NAIROBI – Vaccinations against COVID-19 in Africa might not start until the second quarter of next year, the continent's top public health official said Thursday, adding that it will be “extremely dangerous” if more developed parts of the world vaccinate themselves and then restrict travel to people with proof of a vaccination.
The director of the Africa Centers for Disease Control and Prevention, John Nkengasong, told reporters that “I have seen how Africa is neglected when drugs are available” in the past.
And he warned that “it’s clear the second wave (of infections) is here on the continent” of 1.3 billion people. Africa last week surpassed 2 million confirmed coronavirus infections.
The Africa CDC is “very, very encouraged” by promising news from a handful of COVID-19 vaccines in clinical trials, though the cold storage needed to roll out some of them in Africa will be a major challenge, Nkengasong said. He cited such logistics in his prediction for when vaccinations in Africa will begin.

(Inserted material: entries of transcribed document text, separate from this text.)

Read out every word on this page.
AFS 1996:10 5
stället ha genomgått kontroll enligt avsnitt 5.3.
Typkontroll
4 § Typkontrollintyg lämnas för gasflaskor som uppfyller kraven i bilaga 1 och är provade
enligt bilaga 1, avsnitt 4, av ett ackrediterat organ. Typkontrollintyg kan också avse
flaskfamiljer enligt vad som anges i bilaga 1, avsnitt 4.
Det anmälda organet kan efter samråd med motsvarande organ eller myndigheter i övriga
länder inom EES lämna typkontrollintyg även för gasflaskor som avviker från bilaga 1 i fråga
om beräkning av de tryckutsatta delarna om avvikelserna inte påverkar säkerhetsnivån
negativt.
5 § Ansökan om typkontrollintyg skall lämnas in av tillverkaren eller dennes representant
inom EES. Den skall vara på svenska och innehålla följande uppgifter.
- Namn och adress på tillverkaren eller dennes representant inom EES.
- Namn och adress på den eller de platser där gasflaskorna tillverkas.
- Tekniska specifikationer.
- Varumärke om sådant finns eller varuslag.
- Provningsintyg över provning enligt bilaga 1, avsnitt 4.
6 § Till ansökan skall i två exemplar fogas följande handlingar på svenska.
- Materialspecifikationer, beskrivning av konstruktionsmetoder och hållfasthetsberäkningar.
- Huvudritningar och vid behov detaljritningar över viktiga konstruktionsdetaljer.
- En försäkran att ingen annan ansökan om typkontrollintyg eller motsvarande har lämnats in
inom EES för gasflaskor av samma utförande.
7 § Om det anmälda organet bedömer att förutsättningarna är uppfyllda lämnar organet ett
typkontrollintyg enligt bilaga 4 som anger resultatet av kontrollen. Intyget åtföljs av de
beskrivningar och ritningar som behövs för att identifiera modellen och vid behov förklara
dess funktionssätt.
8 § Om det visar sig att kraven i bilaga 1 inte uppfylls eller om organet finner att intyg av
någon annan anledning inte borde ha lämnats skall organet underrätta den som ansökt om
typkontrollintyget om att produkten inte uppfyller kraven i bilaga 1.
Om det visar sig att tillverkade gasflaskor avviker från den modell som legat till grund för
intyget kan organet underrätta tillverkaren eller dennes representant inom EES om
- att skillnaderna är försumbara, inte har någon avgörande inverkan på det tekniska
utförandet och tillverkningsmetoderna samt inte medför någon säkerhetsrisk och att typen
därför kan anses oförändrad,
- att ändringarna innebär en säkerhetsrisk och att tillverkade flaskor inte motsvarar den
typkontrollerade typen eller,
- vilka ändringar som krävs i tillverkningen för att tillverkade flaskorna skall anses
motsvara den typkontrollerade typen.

The Africa CDC has been discussing vaccine options with Russia, China and others as it seeks not to be left behind in the race to obtain doses. Nkengasong said the continent will need about 1.5 billion doses, assuming two per person, to reach the 60% coverage needed for herd immunity.
"The worst thing we want for the continent is for COVID to become an endemic disease” in Africa, he said.
The World Health Organization's Africa chief, Matshidiso Moeti, in a separate briefing said the goal is to vaccinate 20% of the population on the continent by the end of next year.
But the WHO warned that a study of the 47 sub-Saharan African countries in its region found that only just under half, or 49%, have “identified the priority populations for vaccination and have plans in place to reach them," and just 24% have adequate plans for resources and funding.
It could take more than $5 billion to roll out a COVID-19 vaccine in Africa to priority populations alone, the WHO says — and that doesn't include the costs for delivering the vaccines.
In one hopeful development, authorities have begun distributing 2.7 million antigen tests throughout the continent, which Nkengasong said is “perhaps a game-changer” that allows for faster and easier testing.
So far, about 21 million tests have been conducted across Africa’s 54 countries.